Die Revision wird nicht zugelassen.
Tatbestand
Streitig ist die Höhe der Regelaltersrente des Klägers unter Berücksichtigung von Versicherungszeiten in der ehemaligen DDR.
Der am 00.00.0000 geborene Kläger absolvierte vom 01.09.1969 bis zum 31.08.1974 erfolgreich ein Studium der Zahnmedizin an der L.-Universität H. und der Technischen Universität W.. Nachfolgend war er bis zum 04.05.1975 als Zahnarzt tätig. Vom 05.05.1975 bis zum 31.10.1976 verrichtete er seinen Wehrdienst bei der Nationalen Volksarmee (NVA). Anschließend war er vom 01.11.1976 bis zum 29.07.1982, 01.10.1983 bis zum 26.11.1985, 01.01.1986 bis zum 27.04.1987 und vom 17.02.1988 bis zum 31.05.1988 als Zahnarzt und Stomatologe tätig. Ab dem 12.07.1988 arbeitete er als Bewachungskraft in einer Brauerei. Am 25.07.1988 wurde er im Zusammenhang mit seinen Bestrebungen zur Ausreise in die Bundesrepublik Deutschland inhaftiert und mit Urteil der Strafkammer des Kreisgerichts der Stadt Halle vom 13.10.1988 zu einer Freiheitsstrafe von einem Jahr und vier Monaten verurteilt [wegen Aufhängens eines beschrifteten Bettlakens "Für freie Ausreise, gegen Berufsverbot"]. Am 07.02.1989 erfolgte die Übersiedlung bzw. Ausbürgerung des Klägers in die Bundesrepublik Deutschland. Die Zeit der Inhaftierung vom 25.07.1988 bis 07.02.1989 wurde ausweislich einer Bescheinigung der Regierung von Mittelfranken vom 28.07.1999 als Gewahrsam im Sinne des Häftlingshilfegesetzes (HHG) anerkannt.

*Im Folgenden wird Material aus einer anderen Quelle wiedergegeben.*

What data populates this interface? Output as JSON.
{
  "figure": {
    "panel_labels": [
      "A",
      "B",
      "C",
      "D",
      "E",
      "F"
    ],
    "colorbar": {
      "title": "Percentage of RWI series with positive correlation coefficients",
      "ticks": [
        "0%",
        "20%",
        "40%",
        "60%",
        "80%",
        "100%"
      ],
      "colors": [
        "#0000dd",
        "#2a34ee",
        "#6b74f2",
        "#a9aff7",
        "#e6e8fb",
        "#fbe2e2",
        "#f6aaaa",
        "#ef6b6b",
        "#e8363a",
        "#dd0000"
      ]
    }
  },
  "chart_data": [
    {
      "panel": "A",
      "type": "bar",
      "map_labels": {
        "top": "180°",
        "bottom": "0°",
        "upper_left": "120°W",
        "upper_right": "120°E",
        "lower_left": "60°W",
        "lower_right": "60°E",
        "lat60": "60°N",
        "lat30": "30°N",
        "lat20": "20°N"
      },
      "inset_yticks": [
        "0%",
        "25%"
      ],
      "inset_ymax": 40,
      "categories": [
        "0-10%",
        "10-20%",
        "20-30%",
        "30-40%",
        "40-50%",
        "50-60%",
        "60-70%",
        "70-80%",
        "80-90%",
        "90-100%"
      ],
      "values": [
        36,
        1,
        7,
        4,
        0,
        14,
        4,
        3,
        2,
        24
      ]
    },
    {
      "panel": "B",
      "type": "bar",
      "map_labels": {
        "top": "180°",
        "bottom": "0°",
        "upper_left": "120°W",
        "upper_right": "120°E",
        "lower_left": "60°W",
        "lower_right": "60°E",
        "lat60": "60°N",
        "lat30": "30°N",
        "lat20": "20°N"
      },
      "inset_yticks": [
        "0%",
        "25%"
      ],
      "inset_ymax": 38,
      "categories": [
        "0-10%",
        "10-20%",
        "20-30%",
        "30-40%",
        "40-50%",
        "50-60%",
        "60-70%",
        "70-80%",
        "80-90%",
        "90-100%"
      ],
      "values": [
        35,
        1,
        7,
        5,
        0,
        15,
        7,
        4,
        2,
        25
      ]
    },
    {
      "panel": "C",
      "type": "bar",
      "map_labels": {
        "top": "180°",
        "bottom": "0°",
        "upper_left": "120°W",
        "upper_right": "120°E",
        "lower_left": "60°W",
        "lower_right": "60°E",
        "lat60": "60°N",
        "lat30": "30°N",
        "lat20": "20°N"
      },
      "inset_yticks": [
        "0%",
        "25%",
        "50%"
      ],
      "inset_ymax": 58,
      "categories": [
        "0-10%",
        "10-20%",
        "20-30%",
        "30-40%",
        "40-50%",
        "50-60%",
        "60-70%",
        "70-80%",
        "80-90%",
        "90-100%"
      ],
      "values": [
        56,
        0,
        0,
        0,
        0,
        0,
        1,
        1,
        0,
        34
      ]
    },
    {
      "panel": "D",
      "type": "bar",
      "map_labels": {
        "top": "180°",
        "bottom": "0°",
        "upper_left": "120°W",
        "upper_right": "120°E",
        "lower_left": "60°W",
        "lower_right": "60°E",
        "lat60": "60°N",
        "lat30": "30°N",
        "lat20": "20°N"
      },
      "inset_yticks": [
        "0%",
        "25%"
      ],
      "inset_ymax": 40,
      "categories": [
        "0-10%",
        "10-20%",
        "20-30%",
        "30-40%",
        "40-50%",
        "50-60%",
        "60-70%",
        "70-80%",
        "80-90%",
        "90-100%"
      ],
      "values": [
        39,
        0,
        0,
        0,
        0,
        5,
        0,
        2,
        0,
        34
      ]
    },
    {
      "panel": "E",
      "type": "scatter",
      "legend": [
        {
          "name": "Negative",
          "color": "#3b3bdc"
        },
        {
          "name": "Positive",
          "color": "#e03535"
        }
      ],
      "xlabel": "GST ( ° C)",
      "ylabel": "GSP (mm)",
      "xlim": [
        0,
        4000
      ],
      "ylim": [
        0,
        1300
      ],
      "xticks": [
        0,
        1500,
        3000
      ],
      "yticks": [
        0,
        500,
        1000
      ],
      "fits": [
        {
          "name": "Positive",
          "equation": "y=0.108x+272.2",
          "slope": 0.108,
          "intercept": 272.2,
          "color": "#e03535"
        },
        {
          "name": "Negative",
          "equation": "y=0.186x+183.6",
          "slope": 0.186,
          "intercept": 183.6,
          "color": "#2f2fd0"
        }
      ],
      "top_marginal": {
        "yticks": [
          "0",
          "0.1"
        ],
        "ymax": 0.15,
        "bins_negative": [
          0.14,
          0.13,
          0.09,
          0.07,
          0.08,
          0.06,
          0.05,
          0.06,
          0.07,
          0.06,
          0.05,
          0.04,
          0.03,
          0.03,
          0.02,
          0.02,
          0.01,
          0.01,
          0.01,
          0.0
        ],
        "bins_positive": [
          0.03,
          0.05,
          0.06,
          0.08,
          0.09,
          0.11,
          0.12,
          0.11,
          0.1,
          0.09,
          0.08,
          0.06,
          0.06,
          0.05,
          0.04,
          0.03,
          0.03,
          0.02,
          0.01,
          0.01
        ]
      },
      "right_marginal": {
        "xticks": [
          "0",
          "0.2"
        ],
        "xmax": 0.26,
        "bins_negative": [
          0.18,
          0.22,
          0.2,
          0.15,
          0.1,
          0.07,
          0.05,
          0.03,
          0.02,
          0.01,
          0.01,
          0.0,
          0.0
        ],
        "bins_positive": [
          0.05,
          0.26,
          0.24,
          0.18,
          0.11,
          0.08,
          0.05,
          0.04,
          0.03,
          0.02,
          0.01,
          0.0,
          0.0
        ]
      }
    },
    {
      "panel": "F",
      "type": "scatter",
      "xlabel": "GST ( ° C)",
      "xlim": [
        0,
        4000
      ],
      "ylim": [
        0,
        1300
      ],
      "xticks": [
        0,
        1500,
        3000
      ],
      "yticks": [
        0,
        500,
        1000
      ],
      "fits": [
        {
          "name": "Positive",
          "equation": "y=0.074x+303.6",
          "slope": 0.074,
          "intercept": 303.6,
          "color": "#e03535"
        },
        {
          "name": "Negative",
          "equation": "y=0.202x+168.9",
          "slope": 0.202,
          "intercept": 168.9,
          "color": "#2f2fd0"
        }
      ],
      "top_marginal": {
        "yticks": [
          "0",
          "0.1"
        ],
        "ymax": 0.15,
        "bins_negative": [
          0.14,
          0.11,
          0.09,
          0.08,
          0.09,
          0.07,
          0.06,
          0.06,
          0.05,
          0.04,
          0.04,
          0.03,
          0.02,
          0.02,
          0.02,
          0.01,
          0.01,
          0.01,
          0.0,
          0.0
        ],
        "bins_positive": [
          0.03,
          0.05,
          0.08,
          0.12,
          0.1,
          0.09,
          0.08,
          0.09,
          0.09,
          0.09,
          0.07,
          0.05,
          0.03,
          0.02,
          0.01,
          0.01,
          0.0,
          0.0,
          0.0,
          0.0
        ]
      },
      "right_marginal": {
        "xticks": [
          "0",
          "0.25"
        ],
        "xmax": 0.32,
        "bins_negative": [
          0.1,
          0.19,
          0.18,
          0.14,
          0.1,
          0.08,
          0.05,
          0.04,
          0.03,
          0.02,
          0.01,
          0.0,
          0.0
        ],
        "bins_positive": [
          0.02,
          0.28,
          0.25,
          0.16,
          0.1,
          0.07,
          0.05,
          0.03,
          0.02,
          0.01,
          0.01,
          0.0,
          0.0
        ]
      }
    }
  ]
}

Nachdem er zuvor erfolglos die Gewährung von Altersrente wegen Arbeitslosigkeit beantragt hatte, stellte er am 23.02.2016 einen Antrag auf die Gewährung von Regelaltersrente. Mit Bescheid vom 07.09.2016 gewährte die Beklagte dem Kläger ab dem 01.09.2016 diese Rente. Dabei wurden die Versicherungszeiten in der ehemaligen DDR ab dem 01.10.1974 als Zeiten im Beitrittsgebiet der Rentenversicherung der Angestellten zugeordnet, die Zeit des Wehrdienstes vom 01.06.1975 bis zum 30.10.1976 mit 0,75 Entgeltpunkten pro Jahr und die Zeit vom 25.07.1988 bis zum 06.08.1989 als politische Haft, Gewahrsam sowie Vertreibung, Flucht berücksichtigt. Vom 07.08.1989 bis zum 21.08.1989 wurde eine Pflichtbeitragszeit und vom 22.08.1989 bis zum 13.03.1990 Vertreibung, Flucht und anschließend bis zum 10.05.1990 eine Pflichtbeitragszeit zugrunde gelegt.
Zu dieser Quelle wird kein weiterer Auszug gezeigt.